~/blog/aws-elb-mysql-replication-lessons
Infrastructure2012·20 November 2012

AWS Load Balancers and MySQL Replication: What Nobody Tells You

Running MySQL replication and AWS ELB in production teaches you things the documentation doesn't cover. Here are the hard-won lessons from scaling TouchNote through the 2012 Olympics period.

AWSELBMySQLreplicationproduction-lessons

Connection Draining Is Not Optional

The first thing ELB beginners get wrong: not enabling connection draining. When an instance is deregistered from the ELB (during scale-in, deployments, or instance termination), without draining, in-flight requests are immediately severed. Users get errors.

Enable connection draining with a sensible timeout (60-120 seconds for most web applications). This tells the ELB to stop sending new connections to the deregistering instance while allowing existing connections to complete.

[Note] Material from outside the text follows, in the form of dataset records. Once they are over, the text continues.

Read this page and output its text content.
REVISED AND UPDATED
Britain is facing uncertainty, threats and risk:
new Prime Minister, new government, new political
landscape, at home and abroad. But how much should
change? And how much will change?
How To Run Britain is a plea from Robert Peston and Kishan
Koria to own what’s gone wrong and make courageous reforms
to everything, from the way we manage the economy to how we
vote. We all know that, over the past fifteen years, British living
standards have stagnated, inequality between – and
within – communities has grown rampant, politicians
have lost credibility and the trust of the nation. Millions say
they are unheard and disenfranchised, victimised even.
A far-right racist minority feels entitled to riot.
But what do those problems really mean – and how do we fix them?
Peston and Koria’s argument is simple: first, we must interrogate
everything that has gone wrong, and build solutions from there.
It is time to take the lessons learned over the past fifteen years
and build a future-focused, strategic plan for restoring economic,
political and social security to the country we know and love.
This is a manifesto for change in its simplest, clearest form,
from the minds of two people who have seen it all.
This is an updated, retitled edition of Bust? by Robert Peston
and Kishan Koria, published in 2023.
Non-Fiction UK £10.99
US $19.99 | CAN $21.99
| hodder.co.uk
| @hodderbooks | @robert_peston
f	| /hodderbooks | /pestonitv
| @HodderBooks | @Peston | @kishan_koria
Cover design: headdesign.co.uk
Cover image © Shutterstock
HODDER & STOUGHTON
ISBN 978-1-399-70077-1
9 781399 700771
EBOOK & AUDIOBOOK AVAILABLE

Health Check Tuning Matters

The default ELB health check settings are often wrong for production:

  • ·Check interval: Default 30 seconds. Consider 10 seconds for faster failure detection.
  • ·Unhealthy threshold: Default 2 consecutive failures. Fine for most cases.
  • ·Healthy threshold: Default 10 consecutive successes to mark an instance healthy. This means a newly launched instance takes 100 seconds minimum before receiving traffic. In an auto-scaling event, that's 100 seconds of capacity you're waiting for.

We reduced our healthy threshold to 3 (30 seconds) after the Olympics pre-warm exercise revealed this delay.

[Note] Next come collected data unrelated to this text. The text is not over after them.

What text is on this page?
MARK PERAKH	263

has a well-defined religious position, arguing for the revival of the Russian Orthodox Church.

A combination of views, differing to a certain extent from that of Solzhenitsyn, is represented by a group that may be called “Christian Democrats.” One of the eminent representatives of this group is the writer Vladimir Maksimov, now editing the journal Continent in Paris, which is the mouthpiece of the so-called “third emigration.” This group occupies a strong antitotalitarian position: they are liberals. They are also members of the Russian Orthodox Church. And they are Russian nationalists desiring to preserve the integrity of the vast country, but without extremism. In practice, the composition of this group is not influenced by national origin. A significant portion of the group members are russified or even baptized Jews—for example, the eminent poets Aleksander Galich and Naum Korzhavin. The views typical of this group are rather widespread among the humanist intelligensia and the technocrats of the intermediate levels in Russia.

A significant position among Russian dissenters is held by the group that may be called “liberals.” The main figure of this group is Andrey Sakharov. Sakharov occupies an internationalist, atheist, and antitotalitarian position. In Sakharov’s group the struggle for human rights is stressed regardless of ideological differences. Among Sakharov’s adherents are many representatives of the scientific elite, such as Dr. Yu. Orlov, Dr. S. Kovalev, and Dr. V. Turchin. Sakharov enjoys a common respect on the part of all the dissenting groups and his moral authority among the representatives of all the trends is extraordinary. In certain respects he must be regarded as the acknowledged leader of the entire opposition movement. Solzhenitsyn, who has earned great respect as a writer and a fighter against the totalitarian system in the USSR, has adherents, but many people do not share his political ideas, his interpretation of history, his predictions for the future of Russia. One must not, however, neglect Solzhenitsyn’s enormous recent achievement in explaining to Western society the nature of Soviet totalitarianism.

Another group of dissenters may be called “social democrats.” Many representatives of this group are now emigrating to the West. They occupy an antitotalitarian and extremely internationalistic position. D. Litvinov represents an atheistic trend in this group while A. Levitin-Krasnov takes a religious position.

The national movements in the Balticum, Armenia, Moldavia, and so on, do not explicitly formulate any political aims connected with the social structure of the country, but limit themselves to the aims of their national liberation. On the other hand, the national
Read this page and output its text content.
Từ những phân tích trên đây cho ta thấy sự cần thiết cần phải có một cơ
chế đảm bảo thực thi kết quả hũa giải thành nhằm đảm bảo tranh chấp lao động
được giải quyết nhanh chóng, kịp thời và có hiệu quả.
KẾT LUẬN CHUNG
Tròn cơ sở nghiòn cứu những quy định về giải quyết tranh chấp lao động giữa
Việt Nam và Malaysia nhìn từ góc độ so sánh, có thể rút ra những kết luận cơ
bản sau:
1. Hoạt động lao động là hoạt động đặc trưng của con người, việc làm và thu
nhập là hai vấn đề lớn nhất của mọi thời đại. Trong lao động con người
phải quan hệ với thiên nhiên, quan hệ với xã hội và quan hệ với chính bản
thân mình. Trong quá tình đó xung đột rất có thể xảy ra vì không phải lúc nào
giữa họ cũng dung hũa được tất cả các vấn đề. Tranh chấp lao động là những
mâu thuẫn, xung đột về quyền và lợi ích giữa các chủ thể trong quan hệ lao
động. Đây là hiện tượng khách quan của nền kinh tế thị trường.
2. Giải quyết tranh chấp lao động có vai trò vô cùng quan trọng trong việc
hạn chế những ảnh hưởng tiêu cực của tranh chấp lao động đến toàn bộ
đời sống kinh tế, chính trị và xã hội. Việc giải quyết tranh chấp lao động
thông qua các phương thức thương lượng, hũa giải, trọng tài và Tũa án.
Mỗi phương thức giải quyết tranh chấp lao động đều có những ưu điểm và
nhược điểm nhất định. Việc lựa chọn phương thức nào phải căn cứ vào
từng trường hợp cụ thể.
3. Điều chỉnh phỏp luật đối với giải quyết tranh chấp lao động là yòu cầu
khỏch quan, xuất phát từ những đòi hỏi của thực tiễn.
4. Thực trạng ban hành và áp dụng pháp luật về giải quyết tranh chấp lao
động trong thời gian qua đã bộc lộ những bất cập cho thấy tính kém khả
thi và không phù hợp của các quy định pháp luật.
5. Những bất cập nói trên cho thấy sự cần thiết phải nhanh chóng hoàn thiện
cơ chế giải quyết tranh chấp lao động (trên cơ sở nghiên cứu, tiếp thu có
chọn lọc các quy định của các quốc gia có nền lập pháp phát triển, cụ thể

Sticky Sessions: Usually Wrong

ELB sticky sessions (session affinity) route a user to the same EC2 instance for their session duration. This sounds convenient — no need for distributed session storage. It's a trap.

The problem: uneven load distribution. If you have 3 instances and sticky sessions are enabled, a user with a long session on instance 1 keeps that instance busy while instances 2 and 3 sit lighter. Scale-in is also complicated — you can't terminate an instance with active sticky sessions without disrupting those users.

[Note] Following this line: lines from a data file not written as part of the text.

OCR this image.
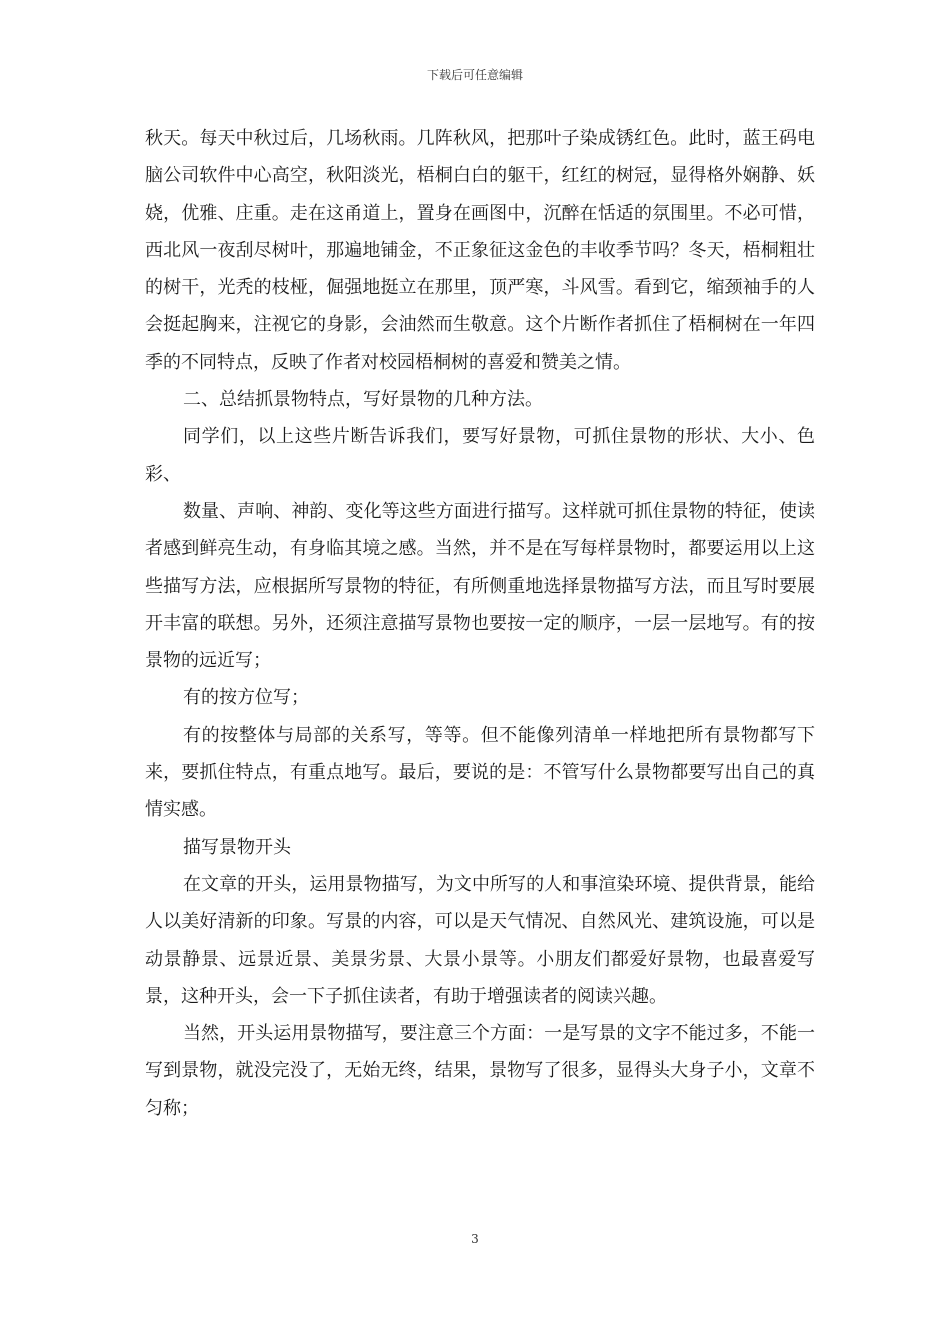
下载后可任意编辑

秋天。每天中秋过后，几场秋雨。几阵秋风，把那叶子染成锈红色。此时，蓝王码电脑公司软件中心高空，秋阳淡光，梧桐白白的躯干，红红的树冠，显得格外娴静、妖娆，优雅、庄重。走在这甬道上，置身在画图中，沉醉在恬适的氛围里。不必可惜，西北风一夜刮尽树叶，那遍地铺金，不正象征这金色的丰收季节吗？冬天，梧桐粗壮的树干，光秃的枝桠，倔强地挺立在那里，顶严寒，斗风雪。看到它，缩颈袖手的人会挺起胸来，注视它的身影，会油然而生敬意。这个片断作者抓住了梧桐树在一年四季的不同特点，反映了作者对校园梧桐树的喜爱和赞美之情。

二、总结抓景物特点，写好景物的几种方法。

同学们，以上这些片断告诉我们，要写好景物，可抓住景物的形状、大小、色彩、

数量、声响、神韵、变化等这些方面进行描写。这样就可抓住景物的特征，使读者感到鲜亮生动，有身临其境之感。当然，并不是在写每样景物时，都要运用以上这些描写方法，应根据所写景物的特征，有所侧重地选择景物描写方法，而且写时要展开丰富的联想。另外，还须注意描写景物也要按一定的顺序，一层一层地写。有的按景物的远近写；

有的按方位写；

有的按整体与局部的关系写，等等。但不能像列清单一样地把所有景物都写下来，要抓住特点，有重点地写。最后，要说的是：不管写什么景物都要写出自己的真情实感。

描写景物开头

在文章的开头，运用景物描写，为文中所写的人和事渲染环境、提供背景，能给人以美好清新的印象。写景的内容，可以是天气情况、自然风光、建筑设施，可以是动景静景、远景近景、美景劣景、大景小景等。小朋友们都爱好景物，也最喜爱写景，这种开头，会一下子抓住读者，有助于增强读者的阅读兴趣。

当然，开头运用景物描写，要注意三个方面：一是写景的文字不能过多，不能一写到景物，就没完没了，无始无终，结果，景物写了很多，显得头大身子小，文章不匀称；

3
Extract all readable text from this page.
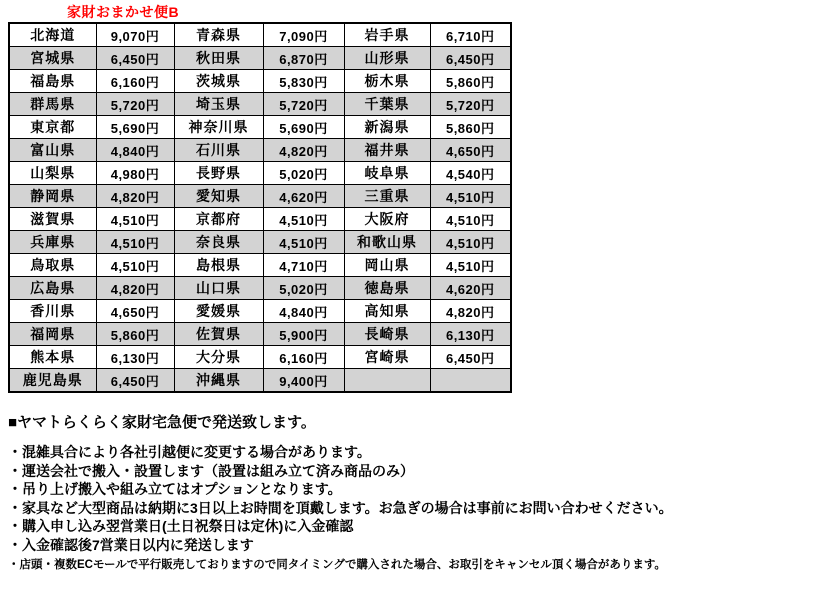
家財おまかせ便B
北海道	9,070円	青森県	7,090円	岩手県	6,710円
宮城県	6,450円	秋田県	6,870円	山形県	6,450円
福島県	6,160円	茨城県	5,830円	栃木県	5,860円
群馬県	5,720円	埼玉県	5,720円	千葉県	5,720円
東京都	5,690円	神奈川県	5,690円	新潟県	5,860円
富山県	4,840円	石川県	4,820円	福井県	4,650円
山梨県	4,980円	長野県	5,020円	岐阜県	4,540円
静岡県	4,820円	愛知県	4,620円	三重県	4,510円
滋賀県	4,510円	京都府	4,510円	大阪府	4,510円
兵庫県	4,510円	奈良県	4,510円	和歌山県	4,510円
鳥取県	4,510円	島根県	4,710円	岡山県	4,510円
広島県	4,820円	山口県	5,020円	徳島県	4,620円
香川県	4,650円	愛媛県	4,840円	高知県	4,820円
福岡県	5,860円	佐賀県	5,900円	長崎県	6,130円
熊本県	6,130円	大分県	6,160円	宮崎県	6,450円
鹿児島県	6,450円	沖縄県	9,400円		
■ヤマトらくらく家財宅急便で発送致します。
・混雑具合により各社引越便に変更する場合があります。
・運送会社で搬入・設置します（設置は組み立て済み商品のみ）
・吊り上げ搬入や組み立てはオプションとなります。
・家具など大型商品は納期に3日以上お時間を頂戴します。お急ぎの場合は事前にお問い合わせください。
・購入申し込み翌営業日(土日祝祭日は定休)に入金確認
・入金確認後7営業日以内に発送します
・店頭・複数ECモールで平行販売しておりますので同タイミングで購入された場合、お取引をキャンセル頂く場合があります。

Use Redis or ElastiCache for session storage. Stateless application servers are infinitely easier to scale.

MySQL Replication Gotchas

Binary log format: Use ROW-based binary logging (binlog_format=ROW) rather than STATEMENT-based for replication. Statement-based replication can produce different results on replicas if queries use non-deterministic functions (NOW(), RAND(), etc.). ROW-based logging captures the actual row changes — deterministic and safe.

innodb_flush_log_at_trx_commit: Setting this to 1 (the safe default) means MySQL flushes the InnoDB log to disk on every transaction commit. On a write-heavy replica, this creates I/O pressure. Some teams set it to 2 on replicas (flush to OS cache, not disk — a small data loss risk on OS crash but not on MySQL crash). Know the tradeoff before you change it.

Read your replicas: If you're not routing read queries to replicas, you're not getting the benefit of replication. This requires connection pool logic that distinguishes reads from writes. We wrapped our database access layer with a simple read/write router.

These aren't glamorous lessons. But they're the difference between an architecture that holds under pressure and one that fails when it matters.